While he spoke, spoke for a long time, while Vasudeva was listening
with a quiet face, Vasudeva's listening gave Siddhartha a stronger
sensation than ever before, he sensed how his pain, his fears flowed
over to him, how his secret hope flowed over, came back at him from
his counterpart. To show his wound to this listener was the same as
bathing it in the river, until it had cooled and become one with the
river. While he was still speaking, still admitting and confessing,
Siddhartha felt more and more that this was no longer Vasudeva, no
longer a human being, who was listening to him, that this motionless
listener was absorbing his confession into himself like a tree the rain,
that this motionless man was the river itself, that he was God himself,
that he was the eternal itself.

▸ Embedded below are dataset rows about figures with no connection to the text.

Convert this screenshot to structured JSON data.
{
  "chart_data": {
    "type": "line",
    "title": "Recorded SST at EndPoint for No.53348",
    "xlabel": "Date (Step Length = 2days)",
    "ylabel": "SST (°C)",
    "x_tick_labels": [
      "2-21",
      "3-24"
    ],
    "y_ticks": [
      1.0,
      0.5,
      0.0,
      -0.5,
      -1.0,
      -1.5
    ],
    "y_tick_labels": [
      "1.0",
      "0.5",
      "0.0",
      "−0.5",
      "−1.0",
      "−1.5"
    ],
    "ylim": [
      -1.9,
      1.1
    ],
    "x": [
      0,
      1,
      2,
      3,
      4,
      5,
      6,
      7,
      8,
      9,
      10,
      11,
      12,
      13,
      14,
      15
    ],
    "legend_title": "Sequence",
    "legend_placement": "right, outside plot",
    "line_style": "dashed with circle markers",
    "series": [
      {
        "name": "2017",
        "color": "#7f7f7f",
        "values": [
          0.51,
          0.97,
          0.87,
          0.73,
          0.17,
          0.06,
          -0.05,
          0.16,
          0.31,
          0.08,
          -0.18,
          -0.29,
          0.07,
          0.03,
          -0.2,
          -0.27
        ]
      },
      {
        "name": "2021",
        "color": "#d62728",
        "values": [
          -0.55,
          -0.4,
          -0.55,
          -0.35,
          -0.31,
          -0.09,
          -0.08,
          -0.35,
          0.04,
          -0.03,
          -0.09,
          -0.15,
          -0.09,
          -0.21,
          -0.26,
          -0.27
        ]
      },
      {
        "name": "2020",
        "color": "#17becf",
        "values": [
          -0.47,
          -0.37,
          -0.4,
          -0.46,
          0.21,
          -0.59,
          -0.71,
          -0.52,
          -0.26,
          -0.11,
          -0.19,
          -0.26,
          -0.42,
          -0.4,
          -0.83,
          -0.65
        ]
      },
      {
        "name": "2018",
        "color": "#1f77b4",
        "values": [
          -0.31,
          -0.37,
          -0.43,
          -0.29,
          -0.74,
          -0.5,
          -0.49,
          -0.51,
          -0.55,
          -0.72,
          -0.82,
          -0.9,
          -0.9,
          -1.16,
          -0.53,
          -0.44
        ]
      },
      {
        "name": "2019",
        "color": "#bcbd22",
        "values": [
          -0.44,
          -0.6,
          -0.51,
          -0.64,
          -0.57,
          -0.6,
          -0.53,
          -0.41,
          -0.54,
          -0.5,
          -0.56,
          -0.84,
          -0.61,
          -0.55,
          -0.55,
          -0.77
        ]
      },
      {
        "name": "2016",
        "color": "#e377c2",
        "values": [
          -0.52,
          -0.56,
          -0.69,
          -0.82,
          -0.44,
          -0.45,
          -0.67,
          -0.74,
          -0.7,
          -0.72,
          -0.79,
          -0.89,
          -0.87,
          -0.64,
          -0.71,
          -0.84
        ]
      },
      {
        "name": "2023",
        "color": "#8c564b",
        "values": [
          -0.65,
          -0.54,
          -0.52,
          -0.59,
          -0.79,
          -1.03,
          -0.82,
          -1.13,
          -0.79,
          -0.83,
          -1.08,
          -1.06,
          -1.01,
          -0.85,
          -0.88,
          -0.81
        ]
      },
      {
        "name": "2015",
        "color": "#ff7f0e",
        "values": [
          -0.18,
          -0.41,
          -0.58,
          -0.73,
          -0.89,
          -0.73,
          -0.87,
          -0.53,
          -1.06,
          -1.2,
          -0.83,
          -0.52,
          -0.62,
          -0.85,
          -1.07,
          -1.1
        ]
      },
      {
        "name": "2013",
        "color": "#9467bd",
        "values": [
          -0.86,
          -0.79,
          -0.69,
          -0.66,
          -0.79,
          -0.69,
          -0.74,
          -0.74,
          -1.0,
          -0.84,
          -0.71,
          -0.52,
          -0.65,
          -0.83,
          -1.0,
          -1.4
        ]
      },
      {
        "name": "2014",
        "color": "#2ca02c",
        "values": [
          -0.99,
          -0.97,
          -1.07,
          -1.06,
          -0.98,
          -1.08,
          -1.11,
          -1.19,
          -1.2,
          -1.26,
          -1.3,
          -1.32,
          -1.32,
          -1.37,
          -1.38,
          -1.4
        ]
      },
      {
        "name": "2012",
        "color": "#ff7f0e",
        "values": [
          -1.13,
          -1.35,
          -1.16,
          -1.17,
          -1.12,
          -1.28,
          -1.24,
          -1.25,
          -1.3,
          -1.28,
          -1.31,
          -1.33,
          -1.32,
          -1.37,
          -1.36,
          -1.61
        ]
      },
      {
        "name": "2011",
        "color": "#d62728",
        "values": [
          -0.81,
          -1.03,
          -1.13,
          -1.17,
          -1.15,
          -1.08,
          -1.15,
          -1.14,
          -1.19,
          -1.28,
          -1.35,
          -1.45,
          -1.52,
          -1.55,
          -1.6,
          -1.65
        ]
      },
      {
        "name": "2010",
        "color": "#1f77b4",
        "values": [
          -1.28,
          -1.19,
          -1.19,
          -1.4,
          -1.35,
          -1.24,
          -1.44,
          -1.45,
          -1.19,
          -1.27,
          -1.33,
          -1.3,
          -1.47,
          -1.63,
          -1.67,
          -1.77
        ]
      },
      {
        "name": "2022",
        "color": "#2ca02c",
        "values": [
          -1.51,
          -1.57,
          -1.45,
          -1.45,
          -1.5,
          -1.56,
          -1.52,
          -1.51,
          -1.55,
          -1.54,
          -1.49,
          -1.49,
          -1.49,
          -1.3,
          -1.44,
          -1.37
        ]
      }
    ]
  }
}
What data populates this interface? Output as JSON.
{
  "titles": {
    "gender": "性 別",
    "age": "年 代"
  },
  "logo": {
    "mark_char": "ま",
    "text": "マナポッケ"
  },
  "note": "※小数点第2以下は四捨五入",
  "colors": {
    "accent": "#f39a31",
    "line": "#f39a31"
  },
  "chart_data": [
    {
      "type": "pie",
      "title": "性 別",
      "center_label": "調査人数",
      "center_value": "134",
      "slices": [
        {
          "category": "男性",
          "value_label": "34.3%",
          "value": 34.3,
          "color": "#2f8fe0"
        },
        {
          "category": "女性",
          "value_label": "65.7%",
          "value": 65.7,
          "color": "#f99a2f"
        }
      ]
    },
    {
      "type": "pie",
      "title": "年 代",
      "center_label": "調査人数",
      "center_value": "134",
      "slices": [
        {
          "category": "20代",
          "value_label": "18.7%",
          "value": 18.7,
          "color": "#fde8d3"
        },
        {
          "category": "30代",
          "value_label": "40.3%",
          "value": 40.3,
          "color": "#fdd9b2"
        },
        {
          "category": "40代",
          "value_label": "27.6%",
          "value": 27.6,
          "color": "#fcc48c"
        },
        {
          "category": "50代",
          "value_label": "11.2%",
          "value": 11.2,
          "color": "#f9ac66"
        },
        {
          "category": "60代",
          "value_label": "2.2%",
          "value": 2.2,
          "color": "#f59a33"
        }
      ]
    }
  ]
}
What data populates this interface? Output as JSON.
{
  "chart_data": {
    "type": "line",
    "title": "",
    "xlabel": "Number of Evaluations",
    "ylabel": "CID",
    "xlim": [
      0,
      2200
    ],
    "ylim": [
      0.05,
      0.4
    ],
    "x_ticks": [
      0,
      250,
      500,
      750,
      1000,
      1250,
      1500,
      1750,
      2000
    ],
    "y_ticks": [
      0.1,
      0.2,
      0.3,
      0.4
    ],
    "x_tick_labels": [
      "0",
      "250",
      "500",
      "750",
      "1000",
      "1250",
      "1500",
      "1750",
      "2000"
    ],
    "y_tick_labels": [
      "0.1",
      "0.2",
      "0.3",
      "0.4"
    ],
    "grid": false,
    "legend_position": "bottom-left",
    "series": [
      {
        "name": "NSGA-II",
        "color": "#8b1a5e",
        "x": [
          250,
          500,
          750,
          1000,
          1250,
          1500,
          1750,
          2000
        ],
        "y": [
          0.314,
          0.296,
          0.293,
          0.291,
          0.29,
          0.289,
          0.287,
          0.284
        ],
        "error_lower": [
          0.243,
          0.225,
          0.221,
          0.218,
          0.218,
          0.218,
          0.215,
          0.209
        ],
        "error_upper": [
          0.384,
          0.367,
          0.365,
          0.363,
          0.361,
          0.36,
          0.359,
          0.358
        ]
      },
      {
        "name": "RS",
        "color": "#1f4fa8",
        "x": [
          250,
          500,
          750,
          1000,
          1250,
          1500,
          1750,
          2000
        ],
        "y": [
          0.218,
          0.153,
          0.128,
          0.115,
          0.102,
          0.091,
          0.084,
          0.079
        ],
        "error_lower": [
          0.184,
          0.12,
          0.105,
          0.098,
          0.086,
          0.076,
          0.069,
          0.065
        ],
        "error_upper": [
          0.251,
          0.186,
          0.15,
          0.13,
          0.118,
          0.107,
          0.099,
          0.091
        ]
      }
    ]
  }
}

And while Siddhartha stopped thinking
of himself and his wound, this realisation of Vasudeva's changed
character took possession of him, and the more he felt it and entered
into it, the less wondrous it became, the more he realised that
everything was in order and natural, that Vasudeva had already been like
this for a long time, almost forever, that only he had not quite
recognised it, yes, that he himself had almost reached the same state.